After a lazy morning and breakfast I started calling around to realtors to see if they could set up appointments. Most of them were not available (even the ones that I had talked to the day before all of a sudden could not meet me!). Just as I was starting to feel like I had wasted a vacation day to do something productive I managed to find one realtor who had time. He turned out to be a weirdo who showed me apartments that didn't fit the description of what I wanted-or needed. All of them were more expensive than I could afford. One of them was cute and in a cute area but the bathroom was not even in the apartment! I wouldn't have to share it with anyone, but anyone coming into the building could basically walk up and come in. It's a shame too, because I really liked the bedroom and it had a little deck which would have been lovely.

Oh well...

At the end of the day I asked B1 if he'd be willing to come with me to see the place I was on the fence about. It's 2 stories and huge...but it needs a little work. The landlord is fixing some of the things that are broken and is having it cleaned, but it's still a little dingy. BUT it has potential and I asked if I could paint. The thing that made me stop to really wonder if I'd take it is that the landlord said that she'd take $200 off of the rent if I wanted to paint! So we went back to see it one last time.

I have to say I feel better that B1 saw it. I have a tendency of looking at broken things (people too) and seeing what they could be with a little work. And I have a tendency to think, "I can fix that!" even if I might not be up for the task. So I was worried that I was looking at this place with rose colored glasses and that I'd move in and regret it. But B1 saw what I saw too and said that he'd help me paint if I moved in. I feel better knowing that someone I care about and trust feels like it would be OK for me to live there.

This morning I applied. I'm worried about my credit, but I told the realtor that I could get a co-signer if need be. I did manage to buy a brand new car in January with the credit I have, but you never know...sometimes landlords are really picky. I should know hopefully by the end of the day or by tomorrow. I really hope I get it!

Wednesday, June 02, 2010

Randomivity

Searching for apartments is tiring...especially when you don't really want to move...but have to move.

I am still amazed at how different life is today than it was this fall...if you remember, I created a secret blog to write about my broken heart. It feels good-really good-to be past all of that.

Also on that blog is a complete list of things that I wanted in an ideal mate. B1 matches 66 of the 70 things I wrote down!!!! That's pretty darn good, I'd say. :)

When you only have a certain amount of money to spend, it's a lot harder to make choices.

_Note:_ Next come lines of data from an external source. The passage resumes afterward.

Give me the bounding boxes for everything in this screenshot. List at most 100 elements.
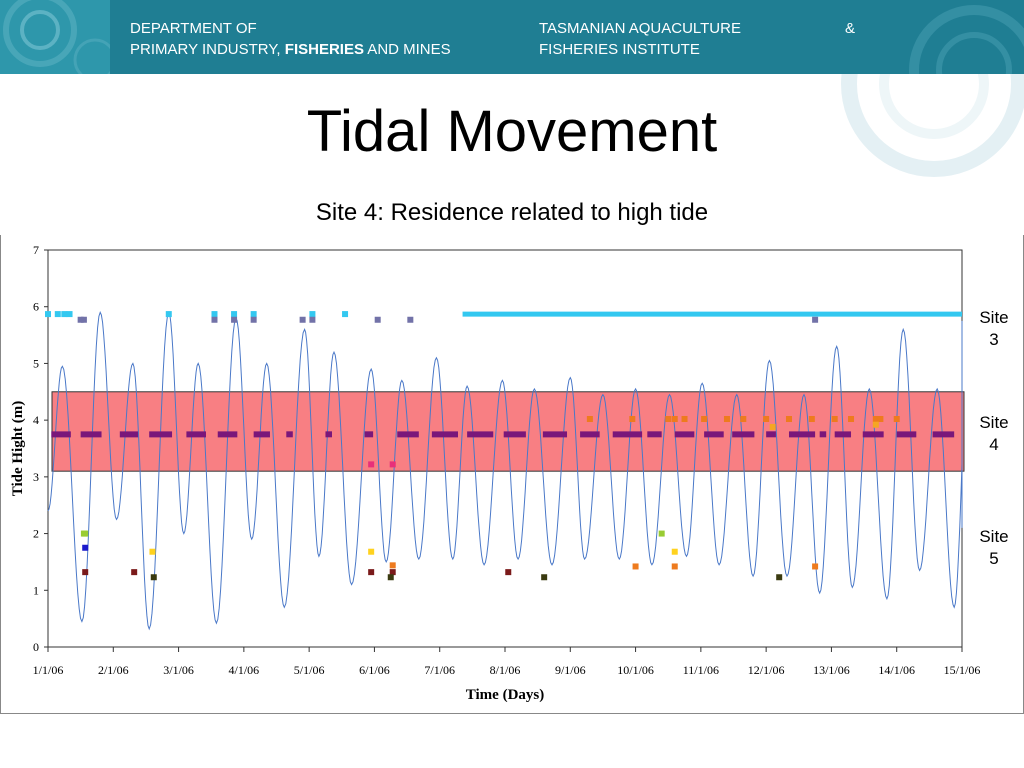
x-axis-title: Time (Days) <box>466 687 544 703</box>
y-tick-label: 6 <box>33 300 39 314</box>
y-tick-label: 1 <box>33 583 39 597</box>
header-decoration <box>0 0 117 74</box>
site-5-point <box>812 563 819 570</box>
site-5-point <box>131 569 138 576</box>
institute-line-1: TASMANIAN AQUACULTURE <box>539 20 741 37</box>
site-5-point <box>776 574 783 581</box>
site-4-orange-point <box>877 416 884 423</box>
site-4-extra-point <box>389 461 396 468</box>
x-tick-label: 8/1/06 <box>490 663 521 677</box>
site-4-extra-point <box>769 423 776 430</box>
institute-ampersand: & <box>845 20 856 37</box>
site-4-orange-point <box>848 416 855 423</box>
site-label-word: Site <box>979 413 1009 433</box>
site-4-extra-point <box>368 461 375 468</box>
site-4-orange-point <box>872 416 879 423</box>
site-4-orange-point <box>629 416 636 423</box>
site-4-orange-point <box>665 416 672 423</box>
site-3-purple-point <box>299 316 306 323</box>
site-3-presence-point <box>61 311 68 318</box>
site-3-purple-point <box>309 316 316 323</box>
department-line-2-a: PRIMARY INDUSTRY, <box>130 41 285 58</box>
site-4-orange-point <box>808 416 815 423</box>
site-label-number: 4 <box>989 435 999 455</box>
site-5-point <box>368 548 375 555</box>
y-tick-label: 0 <box>33 640 39 654</box>
site-5-point <box>658 530 665 537</box>
site-5-point <box>671 563 678 570</box>
slide-title: Tidal Movement <box>306 99 718 164</box>
site-3-presence-point <box>309 311 316 318</box>
x-tick-label: 15/1/06 <box>944 663 981 677</box>
y-tick-label: 2 <box>33 527 39 541</box>
site-4-orange-point <box>740 416 747 423</box>
site-5-point <box>368 569 375 576</box>
site-label: Site 5 <box>972 526 1016 570</box>
department-line-2-c: AND MINES <box>363 41 451 58</box>
tide-line <box>47 310 963 631</box>
site-5-point <box>389 562 396 569</box>
site-3-presence-point <box>54 311 61 318</box>
site-4-orange-point <box>763 416 770 423</box>
site-label-word: Site <box>979 308 1009 328</box>
site-3-purple-point <box>407 316 414 323</box>
x-tick-label: 6/1/06 <box>359 663 390 677</box>
site-3-purple-point <box>374 316 381 323</box>
site-3-presence-point <box>66 311 73 318</box>
site-3-presence-point <box>250 311 257 318</box>
site-5-point <box>389 569 396 576</box>
y-tick-label: 5 <box>33 356 39 370</box>
x-tick-label: 5/1/06 <box>294 663 325 677</box>
y-axis-title: Tide Hight (m) <box>10 401 26 497</box>
department-line-2-bold: FISHERIES <box>284 41 364 58</box>
site-3-presence-point <box>231 311 238 318</box>
site-3-purple-point <box>812 316 819 323</box>
x-tick-label: 4/1/06 <box>229 663 260 677</box>
x-tick-label: 1/1/06 <box>33 663 64 677</box>
x-tick-label: 13/1/06 <box>813 663 850 677</box>
site-3-presence-point <box>211 311 218 318</box>
x-tick-label: 3/1/06 <box>163 663 194 677</box>
site-3-presence-point <box>165 311 172 318</box>
site-5-point <box>150 574 157 581</box>
site-3-purple-point <box>211 316 218 323</box>
tide-chart: 0 1 2 3 4 5 6 7 1/1/06 2/1/06 3/1/06 4/1/06 5/1/06 6/… <box>10 243 981 703</box>
site-label-word: Site <box>979 526 1009 546</box>
site-5-point <box>632 563 639 570</box>
site-5-point <box>82 530 89 537</box>
x-tick-label: 14/1/06 <box>878 663 915 677</box>
y-tick-label: 4 <box>33 413 39 427</box>
site-4-orange-point <box>586 416 593 423</box>
site-5-point <box>149 548 156 555</box>
site-3-purple-point <box>231 316 238 323</box>
site-3-presence-point <box>45 311 51 318</box>
site-4-orange-point <box>723 416 730 423</box>
y-tick-label: 3 <box>33 470 39 484</box>
site-4-orange-point <box>893 416 900 423</box>
site-5-point <box>541 574 548 581</box>
department-line-2: PRIMARY INDUSTRY, FISHERIES AND MINES <box>130 40 451 60</box>
site-label: Site 4 <box>972 412 1016 456</box>
x-tick-label: 10/1/06 <box>617 663 654 677</box>
chart-title: Site 4: Residence related to high tide <box>315 199 709 226</box>
site-5-point <box>387 574 394 581</box>
site-4-orange-point <box>831 416 838 423</box>
site-label-number: 3 <box>989 330 999 350</box>
site-label-number: 5 <box>989 548 999 568</box>
institute-line-2: FISHERIES INSTITUTE <box>539 41 700 58</box>
site-3-purple-point <box>250 316 257 323</box>
department-line-1: DEPARTMENT OF <box>130 20 257 37</box>
site-4-orange-point <box>785 416 792 423</box>
x-tick-label: 7/1/06 <box>424 663 455 677</box>
site-5-point <box>82 544 89 551</box>
site-4-orange-point <box>681 416 688 423</box>
site-5-point <box>82 569 89 576</box>
x-tick-label: 11/1/06 <box>683 663 719 677</box>
site-4-extra-point <box>872 421 879 428</box>
header-right-decoration <box>854 0 1024 74</box>
x-tick-label: 9/1/06 <box>555 663 586 677</box>
site-5-point <box>671 548 678 555</box>
site-4-orange-point <box>671 416 678 423</box>
y-tick-label: 7 <box>33 243 39 257</box>
header-banner: DEPARTMENT OF PRIMARY INDUSTRY, FISHERIE… <box>0 0 1024 74</box>
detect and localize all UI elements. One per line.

You should not eat a tomato like an apple. Especially if you normally get food all over yourself anyway.

It is almost my birthday. Not really. But almost.

5th floor walk ups are only OK if what you walk up to is awesome.

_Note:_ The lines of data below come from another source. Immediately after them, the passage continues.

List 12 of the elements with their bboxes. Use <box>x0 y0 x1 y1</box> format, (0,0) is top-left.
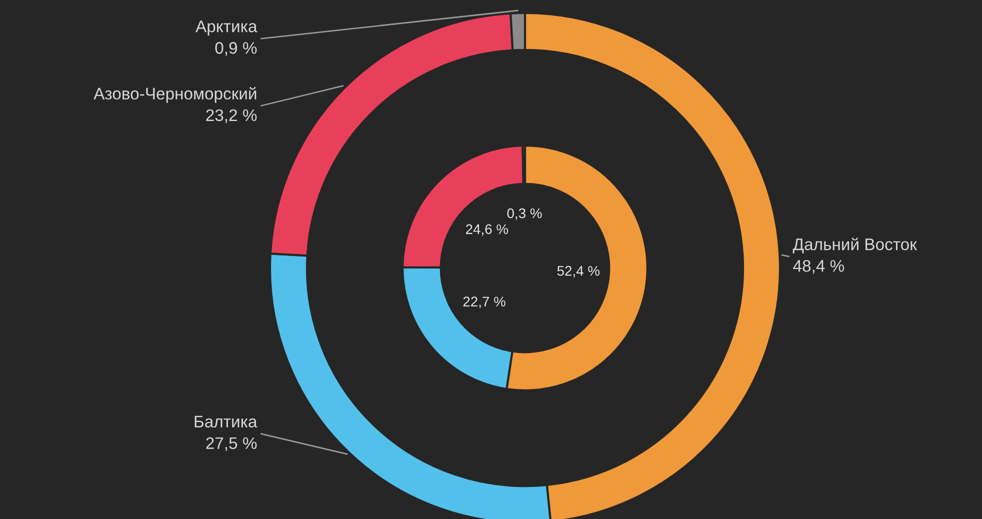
data-label: 23,2 % <box>206 109 257 124</box>
data-label: 22,7 % <box>463 296 506 308</box>
data-label: 0,9 % <box>215 42 257 56</box>
slice-label: Арктика <box>196 20 258 36</box>
data-label: 0,3 % <box>507 208 542 220</box>
data-label: 27,5 % <box>206 437 257 452</box>
data-label: 52,4 % <box>557 266 600 278</box>
slice-label: Балтика <box>194 416 258 428</box>
data-label: 48,4 % <box>793 260 844 274</box>
data-label: 24,6 % <box>466 224 508 236</box>
slice-label: Азово-Черноморский <box>94 87 256 103</box>
slice-label: Дальний Восток <box>792 238 917 254</box>
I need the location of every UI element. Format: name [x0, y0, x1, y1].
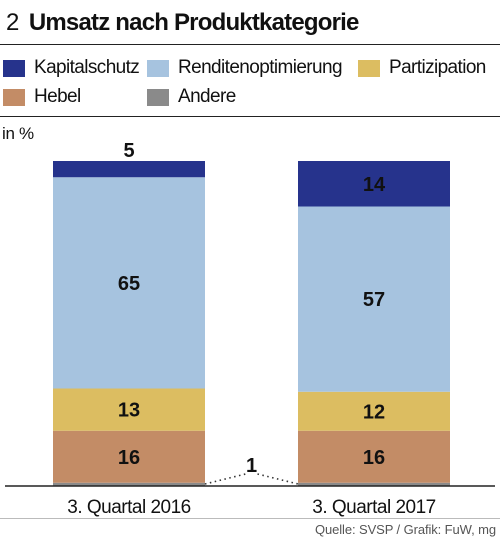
- legend-item-hebel: Hebel: [3, 85, 81, 109]
- data-label-renditenoptimierung-2: 57: [363, 289, 385, 311]
- source-note: Quelle: SVSP / Grafik: FuW, mg: [315, 522, 496, 537]
- bar-andere-1: [53, 482, 205, 486]
- chart-title: Umsatz nach Produktkategorie: [28, 9, 360, 36]
- data-label-partizipation-2: 12: [363, 401, 385, 423]
- legend-label-andere: Andere: [178, 86, 236, 107]
- legend-label-kapitalschutz: Kapitalschutz: [34, 57, 140, 78]
- legend-item-andere: Andere: [147, 85, 236, 109]
- data-label-kapitalschutz-1: 5: [123, 140, 134, 162]
- bar-andere-2: [298, 482, 450, 486]
- legend-swatch-partizipation: [358, 59, 380, 77]
- legend-item-kapitalschutz: Kapitalschutz: [3, 56, 140, 80]
- bar-kapitalschutz-2: [298, 161, 450, 207]
- category-label-1: 3. Quartal 2016: [67, 497, 190, 518]
- legend-label-hebel: Hebel: [34, 86, 81, 107]
- legend-swatch-kapitalschutz: [3, 59, 25, 77]
- data-label-hebel-2: 16: [363, 447, 385, 469]
- legend-label-partizipation: Partizipation: [389, 57, 486, 78]
- bar-renditenoptimierung-2: [298, 206, 450, 392]
- andere-connector-right: [257, 473, 299, 485]
- legend: Kapitalschutz Renditenoptimierung Partiz…: [0, 52, 500, 112]
- bar-partizipation-2: [298, 391, 450, 431]
- legend-item-partizipation: Partizipation: [358, 56, 486, 80]
- legend-swatch-renditenoptimierung: [147, 59, 169, 77]
- andere-connector-left: [204, 473, 246, 485]
- bar-hebel-1: [53, 430, 205, 483]
- data-label-renditenoptimierung-1: 65: [118, 273, 140, 295]
- legend-rule: [0, 116, 500, 117]
- data-label-kapitalschutz-2: 14: [363, 174, 386, 196]
- bar-kapitalschutz-1: [53, 161, 205, 178]
- footer-rule: [0, 518, 500, 519]
- data-label-andere-callout: 1: [246, 455, 257, 477]
- header-rule: [0, 44, 500, 45]
- figure-number: 2: [6, 9, 19, 36]
- chart-header: 2 Umsatz nach Produktkategorie: [6, 6, 496, 40]
- legend-swatch-hebel: [3, 88, 25, 106]
- data-label-partizipation-1: 13: [118, 400, 140, 422]
- unit-label: in %: [2, 124, 34, 143]
- legend-item-renditenoptimierung: Renditenoptimierung: [147, 56, 343, 80]
- data-label-hebel-1: 16: [118, 447, 140, 469]
- legend-swatch-andere: [147, 88, 169, 106]
- bar-hebel-2: [298, 430, 450, 483]
- bar-partizipation-1: [53, 388, 205, 431]
- legend-label-renditenoptimierung: Renditenoptimierung: [178, 57, 343, 78]
- bar-renditenoptimierung-1: [53, 177, 205, 389]
- category-label-2: 3. Quartal 2017: [312, 497, 435, 518]
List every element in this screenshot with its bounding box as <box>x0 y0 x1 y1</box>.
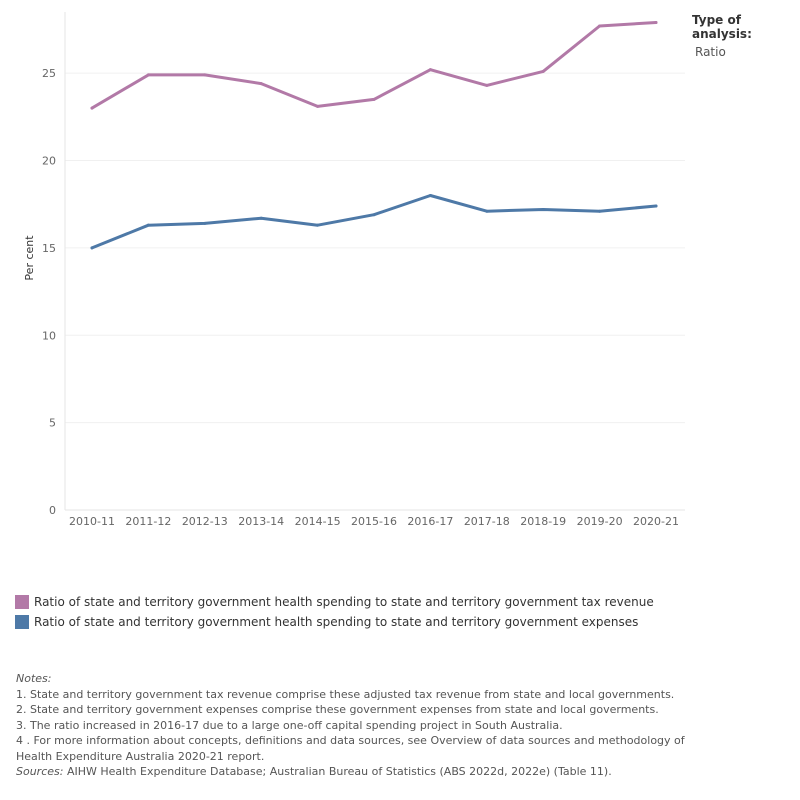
legend-label-tax-revenue: Ratio of state and territory government … <box>34 595 654 609</box>
tick-labels: 0 5 10 15 20 25 2010-11 2011-12 2012-13 2013-14 20… <box>42 67 679 528</box>
x-tick-label: 2020-21 <box>633 515 679 528</box>
y-axis-title: Per cent <box>23 235 36 281</box>
data-point[interactable] <box>146 73 150 77</box>
y-tick-label: 10 <box>42 329 56 342</box>
x-tick-label: 2016-17 <box>407 515 453 528</box>
x-tick-label: 2018-19 <box>520 515 566 528</box>
x-tick-label: 2013-14 <box>238 515 284 528</box>
data-point[interactable] <box>316 223 320 227</box>
data-point[interactable] <box>90 246 94 250</box>
legend-swatch-tax-revenue <box>15 595 29 609</box>
data-point[interactable] <box>654 20 658 24</box>
x-tick-label: 2015-16 <box>351 515 397 528</box>
series-line-1[interactable] <box>90 21 658 110</box>
data-point[interactable] <box>541 207 545 211</box>
data-point[interactable] <box>541 69 545 73</box>
x-tick-label: 2014-15 <box>295 515 341 528</box>
line-chart: 0 5 10 15 20 25 2010-11 2011-12 2012-13 2013-14 20… <box>23 12 685 528</box>
axes <box>64 12 685 511</box>
data-point[interactable] <box>259 216 263 220</box>
filter-value[interactable]: Ratio <box>695 45 726 59</box>
series-lines <box>90 20 658 250</box>
data-point[interactable] <box>598 209 602 213</box>
x-tick-label: 2012-13 <box>182 515 228 528</box>
y-tick-label: 20 <box>42 155 56 168</box>
legend-item-tax-revenue[interactable]: Ratio of state and territory government … <box>15 592 654 612</box>
data-point[interactable] <box>203 73 207 77</box>
sources-label: Sources: <box>16 765 64 778</box>
data-point[interactable] <box>259 82 263 86</box>
data-point[interactable] <box>90 106 94 110</box>
x-tick-label: 2010-11 <box>69 515 115 528</box>
analysis-type-filter[interactable]: Type of analysis: Ratio <box>692 13 800 59</box>
y-tick-label: 5 <box>49 417 56 430</box>
data-point[interactable] <box>654 204 658 208</box>
sources-text: AIHW Health Expenditure Database; Austra… <box>63 765 612 778</box>
gridlines <box>65 72 685 424</box>
note-item-4: 4 . For more information about concepts,… <box>16 734 685 763</box>
notes-heading: Notes: <box>16 672 52 685</box>
note-item-3: 3. The ratio increased in 2016-17 due to… <box>16 718 563 732</box>
data-point[interactable] <box>146 223 150 227</box>
data-point[interactable] <box>372 97 376 101</box>
x-tick-label: 2017-18 <box>464 515 510 528</box>
y-tick-label: 25 <box>42 67 56 80</box>
note-item-2: 2. State and territory government expens… <box>16 703 659 716</box>
data-point[interactable] <box>428 68 432 72</box>
legend: Ratio of state and territory government … <box>15 592 654 632</box>
note-item-1: 1. State and territory government tax re… <box>16 687 675 701</box>
data-point[interactable] <box>428 193 432 197</box>
data-point[interactable] <box>316 104 320 108</box>
data-point[interactable] <box>485 83 489 87</box>
data-point[interactable] <box>372 213 376 217</box>
y-tick-label: 0 <box>49 504 56 517</box>
notes-section: Notes: 1. State and territory government… <box>16 671 696 780</box>
x-tick-label: 2019-20 <box>577 515 623 528</box>
y-tick-label: 15 <box>42 242 56 255</box>
series-line-2[interactable] <box>90 194 658 250</box>
data-point[interactable] <box>485 209 489 213</box>
legend-swatch-expenses <box>15 615 29 629</box>
legend-item-expenses[interactable]: Ratio of state and territory government … <box>15 612 654 632</box>
legend-label-expenses: Ratio of state and territory government … <box>34 615 639 629</box>
sources-line: Sources: AIHW Health Expenditure Databas… <box>16 764 696 780</box>
data-point[interactable] <box>203 221 207 225</box>
x-tick-label: 2011-12 <box>125 515 171 528</box>
filter-title: Type of analysis: <box>692 13 752 41</box>
data-point[interactable] <box>598 24 602 28</box>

I really hope my medicine starts working soon. I already had to tell B1 about my face and I really sort of wish I didn't have to.

Some bats are hot. Even if they scare the poop out of you in a dark bedroom. And even if they aren't really bats.

A fireman's pole would not be a good way to enter a kitchen.

Cooking with a cute boy is absolutely wonderful. Especially if said cute boy is just as insanely in love with you as you are with him.

UTI's suck ass.

It is fun to talk about the future.

Tuesday, June 01, 2010

Toosdae ?'s


Good morning! Sorry I'm posting this weeks questions a little later than normal...

1. What did you do for Memorial Day weekend?

2. Are you best when you lead, follow or when you are out of the way?

3. What do you value most in people?


1. I spent the weekend at my parents house in CT. We played in the pool, drank beer and tequila and had lots of bbq''d food. It was great fun.

2. I think it depends on the situation. I feel like I am a good leader and enjoy it, but I also love following a good leader and helping them be the best they can be. Either way, I like being a part of a team, so staying out of the way isn't my style.